Virtually all `.c' files--the only exceptions are (sometimes) `main.c' and some library files--have a corresponding `.h' file, which defines all the public symbols (e.g., non-static routines and types). in the `.h' file are intended to explain the external interface; comments in the `.c' file assume you already know what's in the `.h' file, to avoid having the same information in two places, and try to explain only implementation details.

Therefore, a `.c' file should always include its corresponding `.h' file, to ensure consistency between the definitions and the declarations. GCC 2's `-Wmissing-prototypes' option can be used to check this.

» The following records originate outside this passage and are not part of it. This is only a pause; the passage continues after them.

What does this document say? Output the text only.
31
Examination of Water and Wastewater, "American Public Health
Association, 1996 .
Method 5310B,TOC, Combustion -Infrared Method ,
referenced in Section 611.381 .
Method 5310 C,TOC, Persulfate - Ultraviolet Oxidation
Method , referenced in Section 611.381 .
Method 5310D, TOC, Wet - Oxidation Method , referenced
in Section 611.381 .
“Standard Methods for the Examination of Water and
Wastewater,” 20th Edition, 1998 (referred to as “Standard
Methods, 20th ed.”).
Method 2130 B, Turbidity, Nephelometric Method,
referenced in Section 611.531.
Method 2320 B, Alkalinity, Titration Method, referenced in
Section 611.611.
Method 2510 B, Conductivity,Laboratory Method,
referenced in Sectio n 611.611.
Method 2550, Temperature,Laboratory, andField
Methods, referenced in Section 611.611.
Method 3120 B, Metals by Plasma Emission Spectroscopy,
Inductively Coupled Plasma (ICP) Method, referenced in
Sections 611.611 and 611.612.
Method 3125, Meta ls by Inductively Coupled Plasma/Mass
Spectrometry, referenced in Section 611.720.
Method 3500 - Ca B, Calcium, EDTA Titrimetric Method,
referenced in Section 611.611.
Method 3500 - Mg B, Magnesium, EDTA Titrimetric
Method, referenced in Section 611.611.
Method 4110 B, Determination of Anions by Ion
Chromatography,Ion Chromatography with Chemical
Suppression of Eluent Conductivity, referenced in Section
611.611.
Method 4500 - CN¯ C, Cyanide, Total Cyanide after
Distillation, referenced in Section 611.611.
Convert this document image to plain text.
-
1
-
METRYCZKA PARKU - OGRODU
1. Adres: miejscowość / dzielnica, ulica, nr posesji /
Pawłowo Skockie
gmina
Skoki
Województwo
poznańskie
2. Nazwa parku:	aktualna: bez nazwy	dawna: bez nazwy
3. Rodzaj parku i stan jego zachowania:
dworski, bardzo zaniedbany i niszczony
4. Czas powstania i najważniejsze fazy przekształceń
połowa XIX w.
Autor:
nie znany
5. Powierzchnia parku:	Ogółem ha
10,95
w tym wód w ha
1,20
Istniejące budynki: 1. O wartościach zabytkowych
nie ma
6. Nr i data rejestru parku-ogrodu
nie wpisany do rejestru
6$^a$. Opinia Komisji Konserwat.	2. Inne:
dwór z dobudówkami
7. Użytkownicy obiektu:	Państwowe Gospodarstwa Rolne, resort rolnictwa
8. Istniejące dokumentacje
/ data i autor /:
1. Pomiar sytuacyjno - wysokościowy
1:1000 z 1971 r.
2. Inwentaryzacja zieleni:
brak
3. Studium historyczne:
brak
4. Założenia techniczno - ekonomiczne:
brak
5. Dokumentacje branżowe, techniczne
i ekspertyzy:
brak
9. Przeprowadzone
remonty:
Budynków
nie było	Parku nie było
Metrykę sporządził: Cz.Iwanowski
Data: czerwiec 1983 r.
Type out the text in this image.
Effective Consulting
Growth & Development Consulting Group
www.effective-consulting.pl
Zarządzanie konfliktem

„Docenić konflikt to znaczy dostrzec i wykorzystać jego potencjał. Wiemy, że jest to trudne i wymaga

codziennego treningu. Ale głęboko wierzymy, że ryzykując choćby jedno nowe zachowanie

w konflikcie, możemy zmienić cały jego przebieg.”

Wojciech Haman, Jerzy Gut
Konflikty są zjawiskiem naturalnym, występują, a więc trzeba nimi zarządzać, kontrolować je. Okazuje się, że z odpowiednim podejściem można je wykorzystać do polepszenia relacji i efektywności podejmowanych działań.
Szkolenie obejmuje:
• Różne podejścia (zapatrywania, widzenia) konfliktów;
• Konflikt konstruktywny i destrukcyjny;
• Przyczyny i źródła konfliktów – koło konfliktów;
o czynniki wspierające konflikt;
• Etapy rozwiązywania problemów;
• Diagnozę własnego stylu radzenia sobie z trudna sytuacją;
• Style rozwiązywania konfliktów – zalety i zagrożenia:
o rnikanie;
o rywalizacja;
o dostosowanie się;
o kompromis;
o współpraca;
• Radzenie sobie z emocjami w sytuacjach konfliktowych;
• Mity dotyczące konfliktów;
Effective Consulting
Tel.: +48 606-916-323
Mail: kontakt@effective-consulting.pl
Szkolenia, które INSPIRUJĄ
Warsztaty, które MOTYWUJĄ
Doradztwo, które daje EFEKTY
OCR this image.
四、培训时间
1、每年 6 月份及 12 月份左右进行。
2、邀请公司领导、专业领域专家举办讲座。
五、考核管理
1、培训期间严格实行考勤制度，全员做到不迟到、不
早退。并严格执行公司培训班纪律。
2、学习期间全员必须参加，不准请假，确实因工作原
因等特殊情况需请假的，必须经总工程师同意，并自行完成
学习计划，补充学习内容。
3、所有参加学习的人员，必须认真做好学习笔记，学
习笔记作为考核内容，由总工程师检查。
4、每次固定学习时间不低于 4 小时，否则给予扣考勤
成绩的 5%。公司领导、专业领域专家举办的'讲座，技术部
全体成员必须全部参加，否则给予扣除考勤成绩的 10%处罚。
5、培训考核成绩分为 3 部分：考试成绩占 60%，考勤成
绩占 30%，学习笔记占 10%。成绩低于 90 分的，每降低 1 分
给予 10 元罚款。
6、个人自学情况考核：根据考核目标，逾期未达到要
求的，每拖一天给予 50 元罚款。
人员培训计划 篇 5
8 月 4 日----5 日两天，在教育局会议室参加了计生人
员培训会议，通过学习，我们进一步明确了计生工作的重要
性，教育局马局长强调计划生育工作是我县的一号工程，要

The main program is always in a file named `main.c'. Typically it loops through all the characters in the input font, doing something with them. Parsing arguments is also done in `main.c', in a function named read_command_line, using getopt. See section Command-line options, for more information on option parsing.

The `configure' script used to determine system dependencies is generated by GNU Autoconf from `configure.in'. When `configure' runs, it creates `include/c-auto.h' from `include/c-auto.h.in' to record what it discovers. `config.h' includes this file.

We access members of most structure types via macros instead of with . or -> directly. We pass and return whole structures without hesitation; this has not resulted in any noticeable performance loss. When we use pointers to structures, it's almost always because we need a distinguishable value (i.e., NULL).

When a function has no side effects (e.g., assignments to global variables), and does not examine any values except its arguments (e.g. if a pointer is passed, it does not examine the data pointed to), we declare it const. (This is a GNU C extension.)